KiwiSaver is then, not just a surprising success in terms of sheer numbers, but also in terms of diversity of membership.
But perhaps this success should not have been a surprise. If, as I have said today, that New Zealanders as a people take the issue of a good quality of life in retirement seriously, perhaps we should not have expected so many to be sceptical about the joining KiwiSaver. Regardless, a new generation of New Zealanders have responded to the scheme and in so doing have made it the most successful voluntary workplace savings programme in the world.
In addition to the three major moves of KiwiSaver, the New Zealand Superannuation Fund, and raising the floor of New Zealand Superannuation, the Labour-led government has advanced a wide agenda for improving the lives of older people in our country.
From the positive ageing strategy, to the Rates Rebate Scheme, to the largest ever investment in the health of older people through rest home and home based care, to cheaper doctor’s visits and prescriptions, we have delivered a higher quality of life for all older New Zealanders. We are proud of our progress.
But it is progress we are proud of – we know there is more to do. We know there are too many New Zealanders in retirement who are not able to participate in their communities or able to live the lives they had hoped for. We know health services, while greatly improved, can be better still. We know that unacceptable inequalities across income and ethnicity remain past the age of 65.

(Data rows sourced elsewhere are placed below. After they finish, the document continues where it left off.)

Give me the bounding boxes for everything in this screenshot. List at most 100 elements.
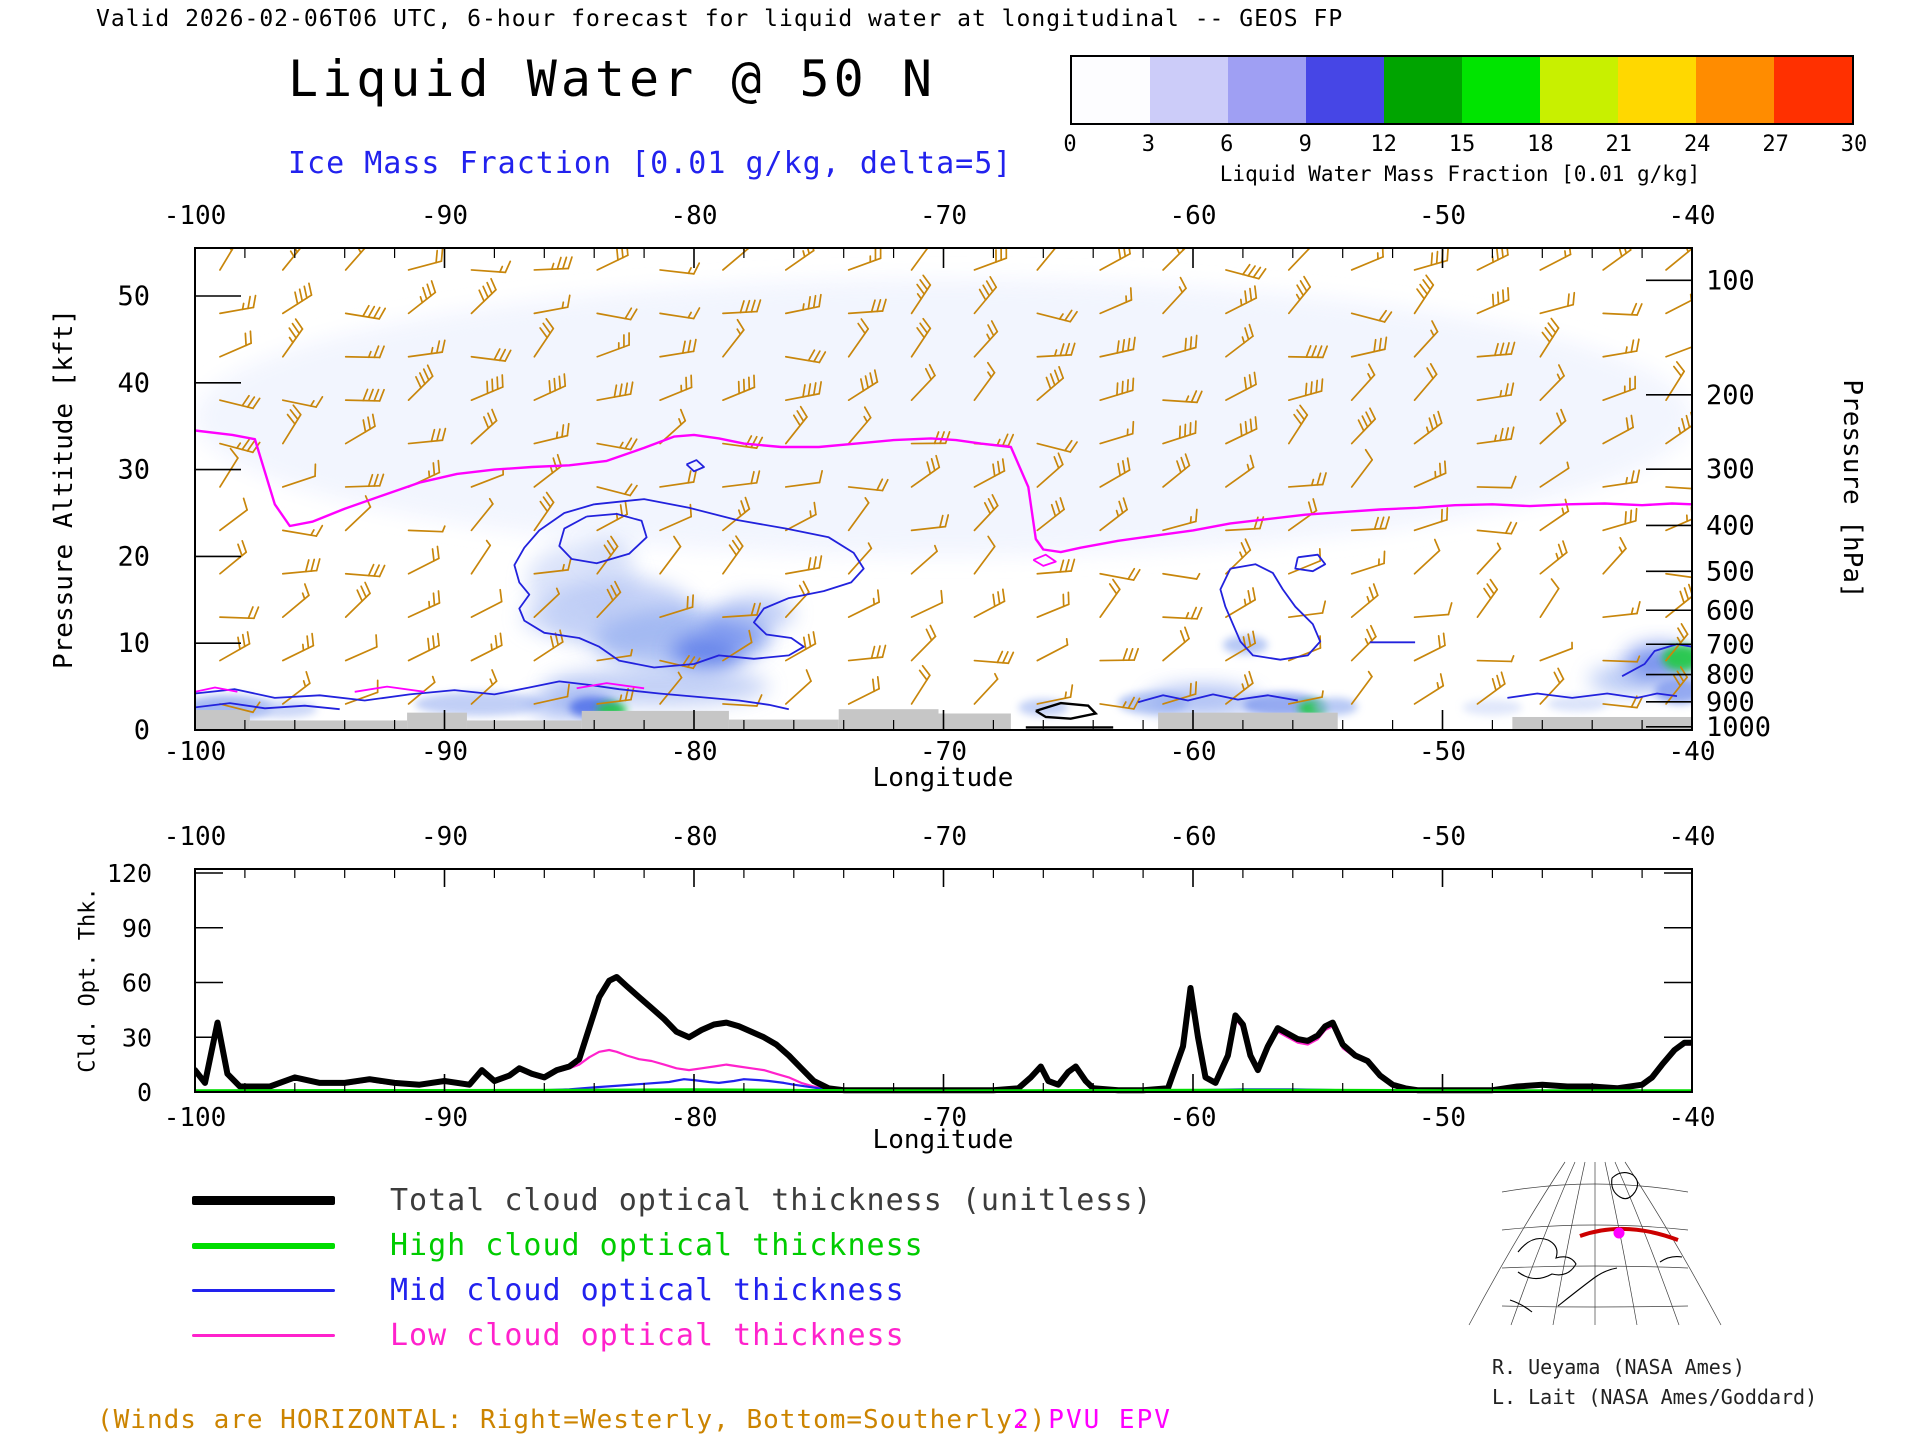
svg-text:800: 800 — [1706, 660, 1755, 691]
map-latitude-50n-line — [1579, 1226, 1679, 1242]
svg-text:30: 30 — [117, 455, 150, 486]
main-panel: -100 -100 -90 -90 -80 -80 -70 -70 -60 -60 -50 -50 -4… — [117, 201, 1771, 767]
svg-text:40: 40 — [117, 368, 150, 399]
svg-text:900: 900 — [1706, 687, 1755, 718]
svg-text:-50: -50 — [1419, 822, 1466, 852]
epv-note: 2 PVU EPV — [1013, 1405, 1172, 1435]
colorbar-tick: 30 — [1840, 132, 1868, 157]
colorbar-tick: 18 — [1527, 132, 1554, 157]
left-axis-label: Pressure Altitude [kft] — [49, 308, 79, 670]
optical-thickness-series — [195, 974, 1692, 1094]
legend-swatch — [192, 1289, 335, 1292]
colorbar-segment-4 — [1384, 57, 1462, 123]
svg-text:-80: -80 — [671, 737, 718, 767]
lower-y-axis-label: Cld. Opt. Thk. — [75, 887, 101, 1073]
subtitle: Ice Mass Fraction [0.01 g/kg, delta=5] — [288, 146, 1013, 181]
colorbar-tick: 24 — [1683, 132, 1711, 157]
lower-x-axis-label: Longitude — [872, 1125, 1014, 1155]
colorbar — [1070, 55, 1854, 125]
svg-text:-40: -40 — [1669, 822, 1716, 852]
svg-text:-40: -40 — [1669, 737, 1716, 767]
header-line: Valid 2026-02-06T06 UTC, 6-hour forecast… — [96, 6, 1344, 32]
svg-text:-80: -80 — [671, 822, 718, 852]
map-graticule — [1468, 1161, 1722, 1326]
surface-contours — [1025, 701, 1114, 729]
colorbar-segment-0 — [1072, 57, 1150, 123]
svg-text:-100: -100 — [164, 201, 227, 231]
svg-text:400: 400 — [1706, 510, 1755, 541]
optical-thickness-panel: -100 -100 -90 -90 -80 -80 -70 -70 -60 -60 -50 -50 -4… — [107, 822, 1716, 1133]
legend-swatch — [192, 1242, 335, 1249]
svg-text:500: 500 — [1706, 556, 1755, 587]
svg-text:-90: -90 — [421, 1103, 468, 1133]
colorbar-label: Liquid Water Mass Fraction [0.01 g/kg] — [1219, 162, 1701, 186]
map-coastlines — [1509, 1172, 1683, 1313]
svg-text:-60: -60 — [1170, 201, 1217, 231]
colorbar-tick: 15 — [1448, 132, 1476, 157]
series-high — [195, 1088, 1692, 1093]
svg-text:-80: -80 — [671, 1103, 718, 1133]
svg-text:-80: -80 — [671, 201, 718, 231]
legend-item-1: High cloud optical thickness — [192, 1223, 1152, 1268]
svg-text:100: 100 — [1706, 265, 1755, 296]
colorbar-tick: 6 — [1220, 132, 1234, 157]
svg-text:-90: -90 — [421, 737, 468, 767]
svg-text:-100: -100 — [164, 1103, 227, 1133]
series-total — [195, 974, 1692, 1094]
svg-text:-90: -90 — [421, 822, 468, 852]
svg-text:-50: -50 — [1419, 737, 1466, 767]
svg-text:-40: -40 — [1669, 201, 1716, 231]
legend-label: High cloud optical thickness — [390, 1228, 924, 1263]
svg-text:30: 30 — [122, 1023, 152, 1052]
svg-text:-60: -60 — [1170, 737, 1217, 767]
svg-text:20: 20 — [117, 541, 150, 572]
legend-label: Low cloud optical thickness — [390, 1318, 905, 1353]
svg-text:-70: -70 — [920, 201, 967, 231]
colorbar-segment-5 — [1462, 57, 1540, 123]
legend-label: Total cloud optical thickness (unitless) — [390, 1183, 1153, 1218]
legend: Total cloud optical thickness (unitless)… — [192, 1178, 1152, 1358]
legend-label: Mid cloud optical thickness — [390, 1273, 905, 1308]
svg-text:10: 10 — [117, 628, 150, 659]
svg-text:-90: -90 — [421, 201, 468, 231]
colorbar-segment-2 — [1228, 57, 1306, 123]
svg-text:-100: -100 — [164, 822, 227, 852]
svg-text:300: 300 — [1706, 454, 1755, 485]
credits: R. Ueyama (NASA Ames) L. Lait (NASA Ames… — [1492, 1352, 1817, 1412]
colorbar-segment-9 — [1774, 57, 1852, 123]
svg-text:700: 700 — [1706, 629, 1755, 660]
colorbar-segment-8 — [1696, 57, 1774, 123]
lower-axes: -100 -100 -90 -90 -80 -80 -70 -70 -60 -60 -50 -50 -4… — [107, 822, 1716, 1133]
svg-text:60: 60 — [122, 969, 152, 998]
terrain — [195, 709, 1692, 730]
credit-line-1: R. Ueyama (NASA Ames) — [1492, 1355, 1745, 1379]
svg-text:120: 120 — [107, 859, 152, 888]
main-axes: -100 -100 -90 -90 -80 -80 -70 -70 -60 -60 -50 -50 -4… — [117, 201, 1771, 767]
svg-text:1000: 1000 — [1706, 712, 1771, 743]
svg-text:-40: -40 — [1669, 1103, 1716, 1133]
svg-text:0: 0 — [137, 1078, 152, 1107]
colorbar-tick: 27 — [1762, 132, 1789, 157]
legend-item-3: Low cloud optical thickness — [192, 1313, 1152, 1358]
colorbar-tick-labels: 0 3 6 9 12 15 18 21 24 27 30 — [1063, 132, 1867, 157]
svg-text:-100: -100 — [164, 737, 227, 767]
credit-line-2: L. Lait (NASA Ames/Goddard) — [1492, 1385, 1818, 1409]
colorbar-segment-6 — [1540, 57, 1618, 123]
svg-text:-60: -60 — [1170, 1103, 1217, 1133]
right-axis-label: Pressure [hPa] — [1837, 379, 1867, 599]
map-location-dot — [1613, 1227, 1625, 1239]
legend-swatch — [192, 1196, 335, 1205]
svg-text:-70: -70 — [920, 737, 967, 767]
colorbar-tick: 0 — [1063, 132, 1077, 157]
colorbar-tick: 3 — [1141, 132, 1156, 157]
svg-text:600: 600 — [1706, 595, 1755, 626]
svg-text:0: 0 — [134, 715, 150, 746]
svg-text:-50: -50 — [1419, 201, 1466, 231]
svg-text:-60: -60 — [1170, 822, 1217, 852]
legend-swatch — [192, 1334, 335, 1337]
main-x-axis-label: Longitude — [872, 763, 1014, 793]
map-inset — [1468, 1161, 1722, 1326]
colorbar-segment-7 — [1618, 57, 1696, 123]
svg-text:-50: -50 — [1419, 1103, 1466, 1133]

But this takes me to one of the questions I was asked to address today. That is, what confidence can we have that a political accord on retirement income and support can be achieved.
The reality is there has been no genuine consensus on superannuation and retirement income policy since 1974 and the subsequent cancelling of the Third Labour Government’s compulsory savings scheme.
We know from that experience that politicians can indeed undermine consensus on these issues. But it would be a mistake to assume that this power of destruction comes packaged with an opposite power of consensus building.
In the end, politicians do not create a consensus on anything – the voters do. And an accord between politicians to take an issue off the political agenda is only more than a gimmick if a genuine consensus sits underneath it.
As a political leader I can work to persuade voters to support my view of the centrality of the universal pension and the significant benefits of greater support for private savings.
But it is New Zealanders who through their actions and through their discussions with their families and neighbours who get to be the arbiters on my views. They get to decide if a consensus is possible and only they can force their politicians to come together on an issue.
This is not to say that an accord or genuine consensus is impossible. In fact, the public responsibility for consensus is for me a reason for optimism that such a consensus is possible.
There is hope for consensus in the fact that New Zealanders themselves accept that even if they work well past the age of 65 that there must be a pension there to support those who cannot.
There is hope in the fact that New Zealanders themselves understand the importance of universality in the basic pension in protecting support for all who need it.
There is hope in the fact that even with political disagreement, a quarter of our workforce has already signed up for KiwiSaver and started saving for a better retirement.
I believe that in 20 years time, even with an ageing population and significant fiscal challenges, retired life in this country will be healthier, fuller, and far more comfortable than it is today. We will have substantially dealt with our superannuation affordability problems and we will have revitalised our savings culture.
That is the goal of this government and I believe of most New Zealanders.